Energy 2020: A strategy for competitive, sustainable and secure energy
A common EU energy policy has evolved around the common objective to ensure the uninterrupted physical availability of energy products and services on the market, at a price which is affordable for all consumers (private and industrial), while contributing to the EU's wider social and climate goals. The central goals for energy policy (security of supply, competitiveness, and sustainability) are now laid down in the Lisbon Treaty. This spells out clearly what is expected from Europe in the energy area. While some progress has been made towards these goals, Europe's energy systems are adapting too slowly, while the scale of the challenges grows. Forthcoming enlargements of the EU will make this challenge even greater as the Union takes in countries with outdated infrastructure and less competitive energy economies.

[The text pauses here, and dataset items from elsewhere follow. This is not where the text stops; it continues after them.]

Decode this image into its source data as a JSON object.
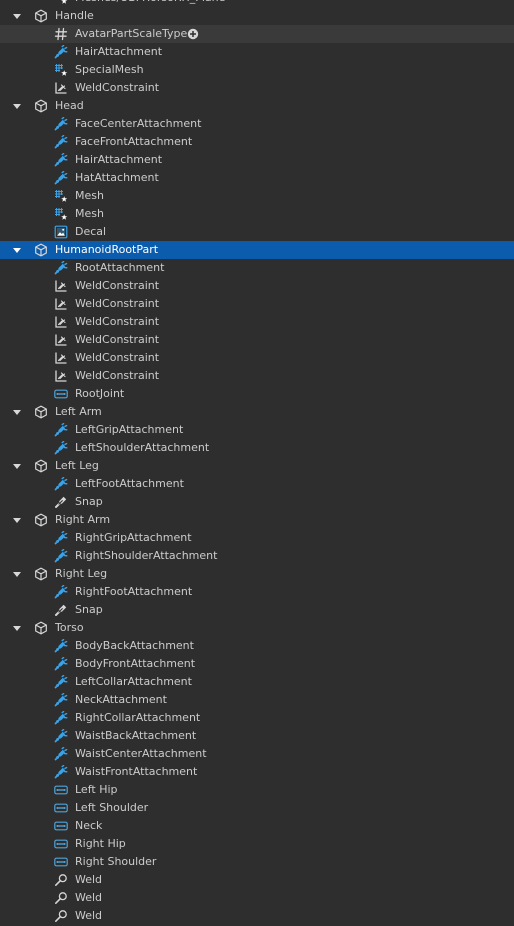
{
  "explorer": {
    "items": [
      {
        "depth": 1,
        "icon": "special-mesh-icon",
        "label": "Meshes/UBMTorsoRH_Plane"
      },
      {
        "depth": 0,
        "icon": "part-cube-icon",
        "label": "Handle",
        "expanded": true
      },
      {
        "depth": 1,
        "icon": "value-hash-icon",
        "label": "AvatarPartScaleType",
        "hovered": true,
        "addButton": true
      },
      {
        "depth": 1,
        "icon": "attachment-icon",
        "label": "HairAttachment"
      },
      {
        "depth": 1,
        "icon": "special-mesh-icon",
        "label": "SpecialMesh"
      },
      {
        "depth": 1,
        "icon": "weld-constraint-icon",
        "label": "WeldConstraint"
      },
      {
        "depth": 0,
        "icon": "part-cube-icon",
        "label": "Head",
        "expanded": true
      },
      {
        "depth": 1,
        "icon": "attachment-icon",
        "label": "FaceCenterAttachment"
      },
      {
        "depth": 1,
        "icon": "attachment-icon",
        "label": "FaceFrontAttachment"
      },
      {
        "depth": 1,
        "icon": "attachment-icon",
        "label": "HairAttachment"
      },
      {
        "depth": 1,
        "icon": "attachment-icon",
        "label": "HatAttachment"
      },
      {
        "depth": 1,
        "icon": "special-mesh-icon",
        "label": "Mesh"
      },
      {
        "depth": 1,
        "icon": "special-mesh-icon",
        "label": "Mesh"
      },
      {
        "depth": 1,
        "icon": "decal-icon",
        "label": "Decal"
      },
      {
        "depth": 0,
        "icon": "part-cube-icon",
        "label": "HumanoidRootPart",
        "expanded": true,
        "selected": true
      },
      {
        "depth": 1,
        "icon": "attachment-icon",
        "label": "RootAttachment"
      },
      {
        "depth": 1,
        "icon": "weld-constraint-icon",
        "label": "WeldConstraint"
      },
      {
        "depth": 1,
        "icon": "weld-constraint-icon",
        "label": "WeldConstraint"
      },
      {
        "depth": 1,
        "icon": "weld-constraint-icon",
        "label": "WeldConstraint"
      },
      {
        "depth": 1,
        "icon": "weld-constraint-icon",
        "label": "WeldConstraint"
      },
      {
        "depth": 1,
        "icon": "weld-constraint-icon",
        "label": "WeldConstraint"
      },
      {
        "depth": 1,
        "icon": "weld-constraint-icon",
        "label": "WeldConstraint"
      },
      {
        "depth": 1,
        "icon": "motor6d-icon",
        "label": "RootJoint"
      },
      {
        "depth": 0,
        "icon": "part-cube-icon",
        "label": "Left Arm",
        "expanded": true
      },
      {
        "depth": 1,
        "icon": "attachment-icon",
        "label": "LeftGripAttachment"
      },
      {
        "depth": 1,
        "icon": "attachment-icon",
        "label": "LeftShoulderAttachment"
      },
      {
        "depth": 0,
        "icon": "part-cube-icon",
        "label": "Left Leg",
        "expanded": true
      },
      {
        "depth": 1,
        "icon": "attachment-icon",
        "label": "LeftFootAttachment"
      },
      {
        "depth": 1,
        "icon": "snap-icon",
        "label": "Snap"
      },
      {
        "depth": 0,
        "icon": "part-cube-icon",
        "label": "Right Arm",
        "expanded": true
      },
      {
        "depth": 1,
        "icon": "attachment-icon",
        "label": "RightGripAttachment"
      },
      {
        "depth": 1,
        "icon": "attachment-icon",
        "label": "RightShoulderAttachment"
      },
      {
        "depth": 0,
        "icon": "part-cube-icon",
        "label": "Right Leg",
        "expanded": true
      },
      {
        "depth": 1,
        "icon": "attachment-icon",
        "label": "RightFootAttachment"
      },
      {
        "depth": 1,
        "icon": "snap-icon",
        "label": "Snap"
      },
      {
        "depth": 0,
        "icon": "part-cube-icon",
        "label": "Torso",
        "expanded": true
      },
      {
        "depth": 1,
        "icon": "attachment-icon",
        "label": "BodyBackAttachment"
      },
      {
        "depth": 1,
        "icon": "attachment-icon",
        "label": "BodyFrontAttachment"
      },
      {
        "depth": 1,
        "icon": "attachment-icon",
        "label": "LeftCollarAttachment"
      },
      {
        "depth": 1,
        "icon": "attachment-icon",
        "label": "NeckAttachment"
      },
      {
        "depth": 1,
        "icon": "attachment-icon",
        "label": "RightCollarAttachment"
      },
      {
        "depth": 1,
        "icon": "attachment-icon",
        "label": "WaistBackAttachment"
      },
      {
        "depth": 1,
        "icon": "attachment-icon",
        "label": "WaistCenterAttachment"
      },
      {
        "depth": 1,
        "icon": "attachment-icon",
        "label": "WaistFrontAttachment"
      },
      {
        "depth": 1,
        "icon": "motor6d-icon",
        "label": "Left Hip"
      },
      {
        "depth": 1,
        "icon": "motor6d-icon",
        "label": "Left Shoulder"
      },
      {
        "depth": 1,
        "icon": "motor6d-icon",
        "label": "Neck"
      },
      {
        "depth": 1,
        "icon": "motor6d-icon",
        "label": "Right Hip"
      },
      {
        "depth": 1,
        "icon": "motor6d-icon",
        "label": "Right Shoulder"
      },
      {
        "depth": 1,
        "icon": "weld-icon",
        "label": "Weld"
      },
      {
        "depth": 1,
        "icon": "weld-icon",
        "label": "Weld"
      },
      {
        "depth": 1,
        "icon": "weld-icon",
        "label": "Weld"
      }
    ]
  },
  "colors": {
    "background": "#2e2e2e",
    "hover": "#3a3a3a",
    "selected": "#0b5cad",
    "text": "#cccccc",
    "attachment": "#3aa3e8",
    "motor6d": "#4fa3d9"
  }
}
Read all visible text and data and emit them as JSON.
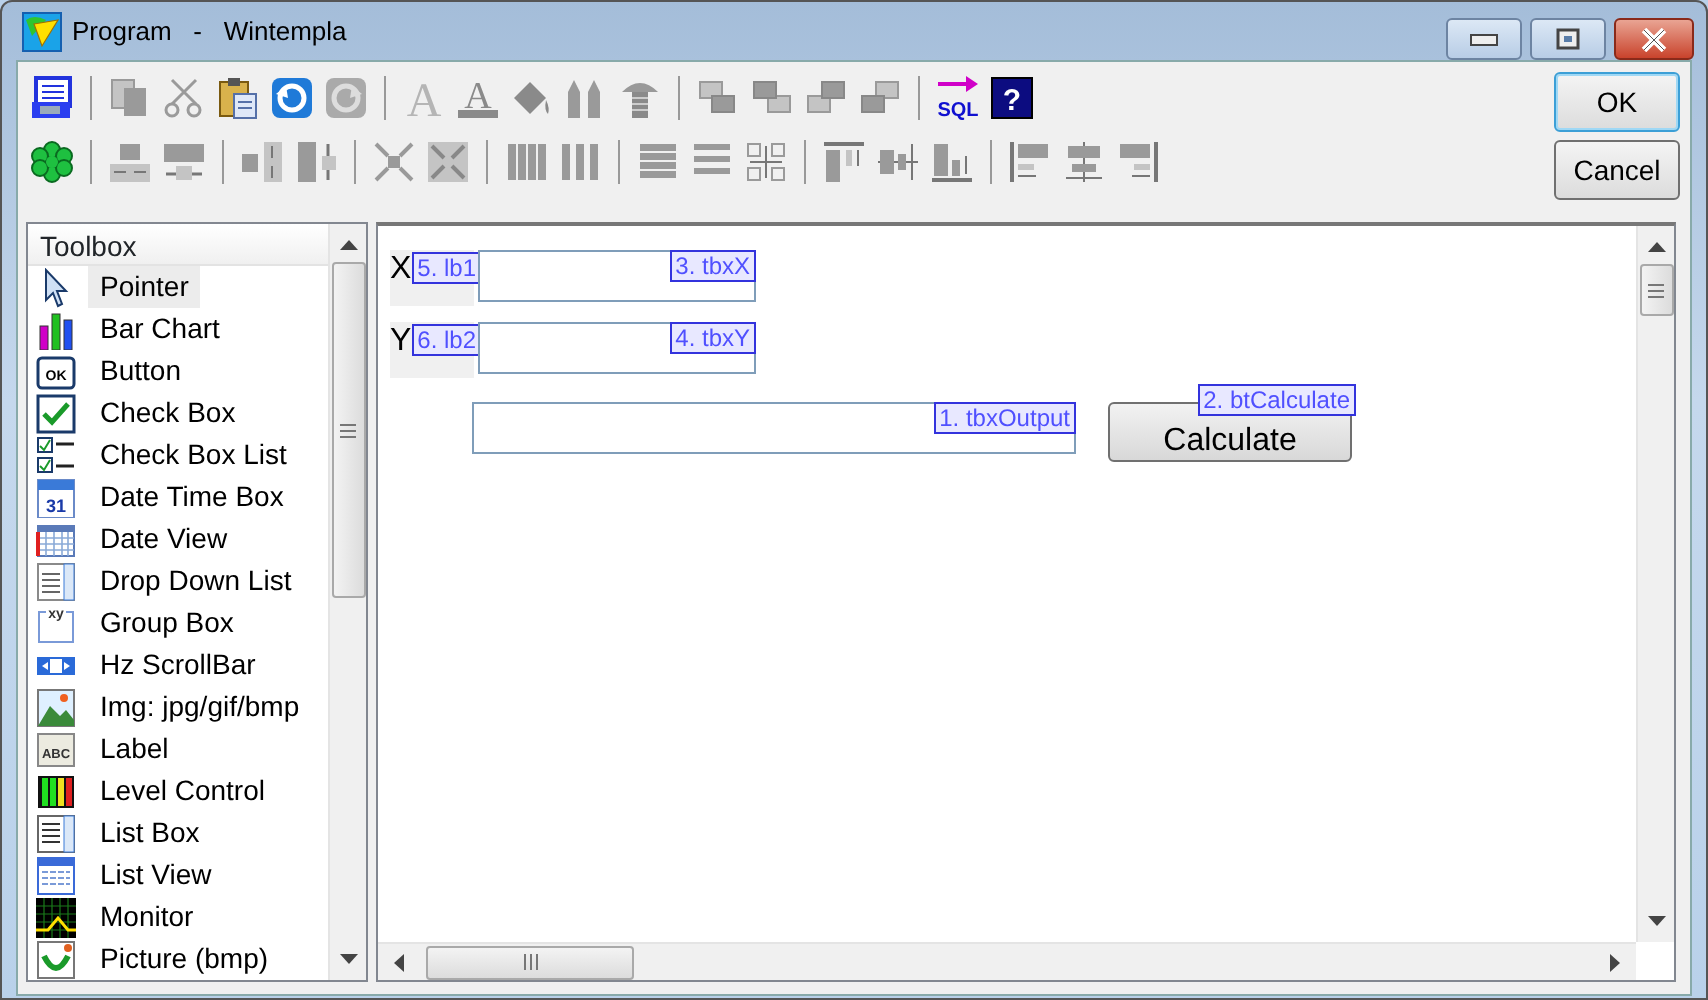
{
  "window": {
    "title": "Program   -   Wintempla"
  },
  "toolbar": {
    "font_label": "A",
    "font_style_label": "A",
    "sql_label": "SQL",
    "help_label": "?"
  },
  "dialog_buttons": [
    {
      "label": "OK",
      "default": true
    },
    {
      "label": "Cancel",
      "default": false
    }
  ],
  "toolbox": {
    "title": "Toolbox",
    "items": [
      {
        "label": "Pointer",
        "selected": true
      },
      {
        "label": "Bar Chart",
        "selected": false
      },
      {
        "label": "Button",
        "selected": false,
        "icon_text": "OK"
      },
      {
        "label": "Check Box",
        "selected": false
      },
      {
        "label": "Check Box List",
        "selected": false
      },
      {
        "label": "Date Time Box",
        "selected": false,
        "icon_text": "31"
      },
      {
        "label": "Date View",
        "selected": false
      },
      {
        "label": "Drop Down List",
        "selected": false
      },
      {
        "label": "Group Box",
        "selected": false,
        "icon_text": "xy"
      },
      {
        "label": "Hz ScrollBar",
        "selected": false
      },
      {
        "label": "Img: jpg/gif/bmp",
        "selected": false
      },
      {
        "label": "Label",
        "selected": false,
        "icon_text": "ABC"
      },
      {
        "label": "Level Control",
        "selected": false
      },
      {
        "label": "List Box",
        "selected": false
      },
      {
        "label": "List View",
        "selected": false
      },
      {
        "label": "Monitor",
        "selected": false
      },
      {
        "label": "Picture (bmp)",
        "selected": false
      }
    ]
  },
  "designer": {
    "rows": [
      {
        "controls": [
          {
            "kind": "label",
            "text": "X",
            "tag": "5. lb1"
          },
          {
            "kind": "textbox",
            "tag": "3. tbxX"
          }
        ]
      },
      {
        "controls": [
          {
            "kind": "label",
            "text": "Y",
            "tag": "6. lb2"
          },
          {
            "kind": "textbox",
            "tag": "4. tbxY"
          }
        ]
      },
      {
        "controls": [
          {
            "kind": "textbox",
            "wide": true,
            "tag": "1. tbxOutput"
          },
          {
            "kind": "button",
            "text": "Calculate",
            "tag": "2. btCalculate"
          }
        ]
      }
    ]
  }
}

The European Council adopted in 2007 ambitious energy and climate change objectives for 2020 – to reduce greenhouse gas emissions by 20%, rising to 30% if the conditions are right, to increase the share of renewable energy to 20% and to make a 20% improvement in energy efficiency. The European Parliament has continuously supported these goals. The European Council has also given a long term commitment to the decarburization path with a target for the EU and other industrialized countries of 80 to 95% cuts in emissions by 2050.
EU energy and climate goals have been incorporated into the Europe 2020 Strategy for smart, sustainable and inclusive growth, adopted by the European Council in June 2010, and into its flagship initiative ‘Resource efficient Europe’. The urgent task for the EU is to agree the tools which will make the necessary shift possible and thus ensure that Europe can emerge from recession on a more competitive, secure and sustainable path.